En Europe, quelque 24 millions de personnes travaillent par le biais d'une plateforme numérique, typiquement pour des services de livraison de repas tels que Just Eat, Deliveroo, etc. Mais si l’on s’intéresse à savoir combien de femmes travaillent en tant que coursières, il est très compliqué de trouver des chiffres. Ce qui est toutefois évident à constater, c’est qu’il s’agit d’un secteur majoritairement masculin. S'agissant d’un métier sportif, des stéréotypes sur la performance pèsent sur les femmes livreuses, obligées de montrer qu’elles sont tout à fait à la hauteur de leurs collègues hommes, comme le témoigne Paola, coursière chez Naofood, une plateforme nantaise de livraison de repas : “Les restaurateurs peuvent me faire des remarques, comme par exemple me dire ‘attention, c’est lourd’ pour une commande avec juste des burgers, comme si j’étais fragile parce que je suis une femme”.
Coursier au féminin : témoignages d’un secteur encore trop masculin
Elsa, collègue de Paola, ajoute que rentrer dans un milieu professionnel fortement masculin demande à une femme plus d’énergie : “T’as plus de choses à prouver. Tu pars un petit peu de derrière pour dire que tu arrives à tenir le coup, et pour le prouver il faut que tu en fasses un peu plus”.
Des inégalités à l’embauche
Qui plus est, il existe une enquête de 2018, réalisée en collaboration avec la Fondation des Femmes, sur le traitement des candidatures pour des emplois fortement masculins, dont celui de chauffeur-livreur. Ce testing a révélé que pour une femme les chances d’être embauchée en tant que chauffeuse-livreuse sont réduites de 35%, soit d’un tiers. Anaë Perez-Ainciart est avocate spécialiste en droit du travail et droit pénal, et également avocate bénévole de la force juridique de la Fondation des femmes. Elle explique comment les employeurs et les femmes peuvent rendre ce secteur moins discriminatoire à l'égard des femmes : “Une grande sensibilisation de ce secteur est nécessaire, pour alerter [les employeurs] sur le fait que, consciemment ou inconsciemment, ils reproduisent des stéréotypes, puisqu’ils ont spontanément tendance à recruter des travailleurs masculins. Donc des discriminations en raison du sexe sont constatées au niveau de l’embauche. Et je pense que les femmes aussi doivent s’emparer des droits et des outils à leur disposition, notamment se tourner vers le Défenseur des droits et ne pas hésiter à écrire aux recruteurs pour leur demander les raisons pour lesquelles leur CV n’est pas retenu.”

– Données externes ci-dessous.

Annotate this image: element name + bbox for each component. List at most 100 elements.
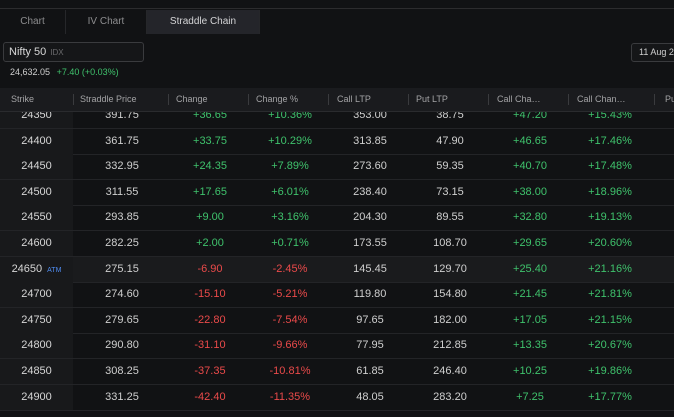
- header-put[interactable]: Pu: [665, 88, 674, 111]
- table-row[interactable]: 24750 279.65 -22.80 -7.54% 97.65 182.00 +17.05…: [0, 307, 674, 334]
- instrument-quote: 24,632.05 +7.40 (+0.03%): [10, 67, 119, 77]
- put-ltp-cell: 212.85: [433, 339, 467, 352]
- header-call-ltp[interactable]: Call LTP: [337, 88, 371, 111]
- column-separator: [408, 94, 409, 105]
- strike-cell: 24450: [0, 154, 73, 180]
- column-separator: [488, 94, 489, 105]
- strike-cell: 24700: [0, 282, 73, 308]
- call-chg-pct-cell: +18.96%: [588, 185, 632, 198]
- call-chg-pct-cell: +20.60%: [588, 237, 632, 249]
- call-chg-pct-cell: +17.48%: [588, 160, 632, 173]
- call-chg-pct-cell: +19.13%: [588, 211, 632, 224]
- table-row[interactable]: 24450 332.95 +24.35 +7.89% 273.60 59.35 +40.70…: [0, 154, 674, 181]
- change-cell: -6.90: [197, 262, 223, 275]
- change-pct-cell: -5.21%: [272, 288, 308, 301]
- change-pct-cell: +0.71%: [271, 237, 309, 249]
- call-ltp-cell: 273.60: [353, 160, 387, 173]
- strike-value: 24800: [21, 339, 52, 352]
- strike-cell: 24800: [0, 333, 73, 359]
- table-row[interactable]: 24800 290.80 -31.10 -9.66% 77.95 212.85 +13.35…: [0, 333, 674, 360]
- table-row[interactable]: 24650 ATM 275.15 -6.90 -2.45% 145.45 129.70 +25…: [0, 256, 674, 283]
- call-chg-cell: +32.80: [513, 211, 547, 224]
- change-pct-cell: -9.66%: [272, 339, 308, 352]
- column-separator: [73, 94, 74, 105]
- call-chg-cell: +38.00: [513, 185, 547, 198]
- change-pct-cell: +3.16%: [271, 211, 309, 224]
- change-cell: -15.10: [194, 288, 226, 301]
- strike-cell: 24550: [0, 205, 73, 231]
- header-call-change[interactable]: Call Cha…: [497, 88, 541, 111]
- table-row[interactable]: 24500 311.55 +17.65 +6.01% 238.40 73.15 +38.00…: [0, 179, 674, 206]
- column-separator: [654, 94, 655, 105]
- put-ltp-cell: 129.70: [433, 262, 467, 275]
- change-pct-cell: -10.81%: [269, 365, 311, 377]
- strike-value: 24650: [11, 262, 43, 275]
- change-cell: +17.65: [193, 185, 227, 198]
- strike-value: 24450: [21, 160, 52, 173]
- strike-value: 24700: [21, 288, 52, 301]
- call-ltp-cell: 173.55: [353, 237, 387, 249]
- change-pct-cell: -7.54%: [272, 313, 308, 326]
- call-ltp-cell: 313.85: [353, 134, 387, 147]
- put-ltp-cell: 182.00: [433, 313, 467, 326]
- table-row[interactable]: 24600 282.25 +2.00 +0.71% 173.55 108.70 +29.65…: [0, 231, 674, 257]
- header-put-ltp[interactable]: Put LTP: [416, 88, 448, 111]
- call-chg-cell: +29.65: [513, 237, 547, 249]
- call-chg-cell: +13.35: [513, 339, 547, 352]
- straddle-cell: 361.75: [105, 134, 139, 147]
- straddle-cell: 311.55: [105, 185, 139, 198]
- change-cell: -37.35: [194, 365, 226, 377]
- call-ltp-cell: 204.30: [353, 211, 387, 224]
- tab-chart[interactable]: Chart: [0, 10, 66, 34]
- atm-badge: ATM: [47, 266, 62, 274]
- put-ltp-cell: 246.40: [433, 365, 467, 377]
- call-ltp-cell: 61.85: [356, 365, 384, 377]
- tab-straddle-chain[interactable]: Straddle Chain: [147, 10, 260, 34]
- call-ltp-cell: 48.05: [356, 390, 384, 403]
- table-row[interactable]: 24900 331.25 -42.40 -11.35% 48.05 283.20 +7.25…: [0, 384, 674, 411]
- table-row[interactable]: 24400 361.75 +33.75 +10.29% 313.85 47.90 +46.6…: [0, 128, 674, 155]
- change-cell: -42.40: [194, 390, 226, 403]
- change-cell: +2.00: [196, 237, 224, 249]
- change-pct-cell: -11.35%: [269, 390, 311, 403]
- strike-cell: 24900: [0, 384, 73, 410]
- instrument-tag: IDX: [50, 47, 64, 57]
- call-chg-cell: +7.25: [516, 390, 544, 403]
- strike-cell: 24500: [0, 179, 73, 205]
- call-chg-pct-cell: +21.81%: [588, 288, 632, 301]
- call-ltp-cell: 238.40: [353, 185, 387, 198]
- call-chg-pct-cell: +21.15%: [588, 313, 632, 326]
- header-straddle-price[interactable]: Straddle Price: [80, 88, 137, 111]
- call-chg-pct-cell: +20.67%: [588, 339, 632, 352]
- table-row[interactable]: 24700 274.60 -15.10 -5.21% 119.80 154.80 +21.4…: [0, 282, 674, 309]
- call-chg-cell: +40.70: [513, 160, 547, 173]
- column-separator: [328, 94, 329, 105]
- tab-iv-chart[interactable]: IV Chart: [66, 10, 147, 34]
- strike-value: 24550: [21, 211, 52, 224]
- column-separator: [568, 94, 569, 105]
- header-change[interactable]: Change: [176, 88, 208, 111]
- header-change-pct[interactable]: Change %: [256, 88, 298, 111]
- view-tabs: Chart IV Chart Straddle Chain: [0, 10, 260, 34]
- straddle-cell: 331.25: [105, 390, 139, 403]
- column-separator: [168, 94, 169, 105]
- straddle-cell: 275.15: [105, 262, 139, 275]
- table-row[interactable]: 24850 308.25 -37.35 -10.81% 61.85 246.40 +10.2…: [0, 359, 674, 385]
- strike-value: 24850: [21, 365, 52, 377]
- change-cell: -22.80: [194, 313, 226, 326]
- call-chg-cell: +25.40: [513, 262, 547, 275]
- instrument-change: +7.40 (+0.03%): [56, 67, 119, 77]
- strike-cell: 24750: [0, 307, 73, 333]
- instrument-selector[interactable]: Nifty 50 IDX: [3, 42, 144, 62]
- header-strike[interactable]: Strike: [11, 88, 34, 111]
- strike-value: 24500: [21, 185, 52, 198]
- strike-value: 24900: [21, 390, 52, 403]
- put-ltp-cell: 59.35: [436, 160, 464, 173]
- expiry-date-picker[interactable]: 11 Aug 2: [631, 43, 674, 62]
- straddle-cell: 290.80: [105, 339, 139, 352]
- table-row[interactable]: 24550 293.85 +9.00 +3.16% 204.30 89.55 +32.80 +…: [0, 205, 674, 232]
- header-call-change-pct[interactable]: Call Chan…: [577, 88, 626, 111]
- straddle-cell: 332.95: [105, 160, 139, 173]
- call-ltp-cell: 119.80: [353, 288, 387, 301]
- call-chg-cell: +21.45: [513, 288, 547, 301]
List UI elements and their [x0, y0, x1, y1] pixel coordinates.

Comment dépasser les stéréotypes de genre
Et au-delà des actions juridiques qu’il est possible d’entamer pour lutter contre les inégalités, Elsa pense qu’il faut “rendre visibles les femmes coursières, parce que c’est intimidant de rentrer dans un milieu qui n’est qu’un milieu d’hommes, ça prend plus d’énergie”. Et Paola rebondit en disant qu’il est nécessaire d’encourager davantage des femmes à être coursières : “on peut empêcher les femmes à aller vers des métiers [comme celui de coursier] soi disant parce qu’on se met en danger, alors il faut qu’il y ait plus de femmes pour qu’on se sente moins en danger”
Le plus grand enjeu, c’est alors, encore une fois, l’éducation. Seul un vrai changement de mentalité permettra d’un côté, que les hommes dépassent certains stéréotypes de genre et, de l’autre, pour que les femmes se sentent plus en sécurité à postuler même pour des emplois considérés comme masculins.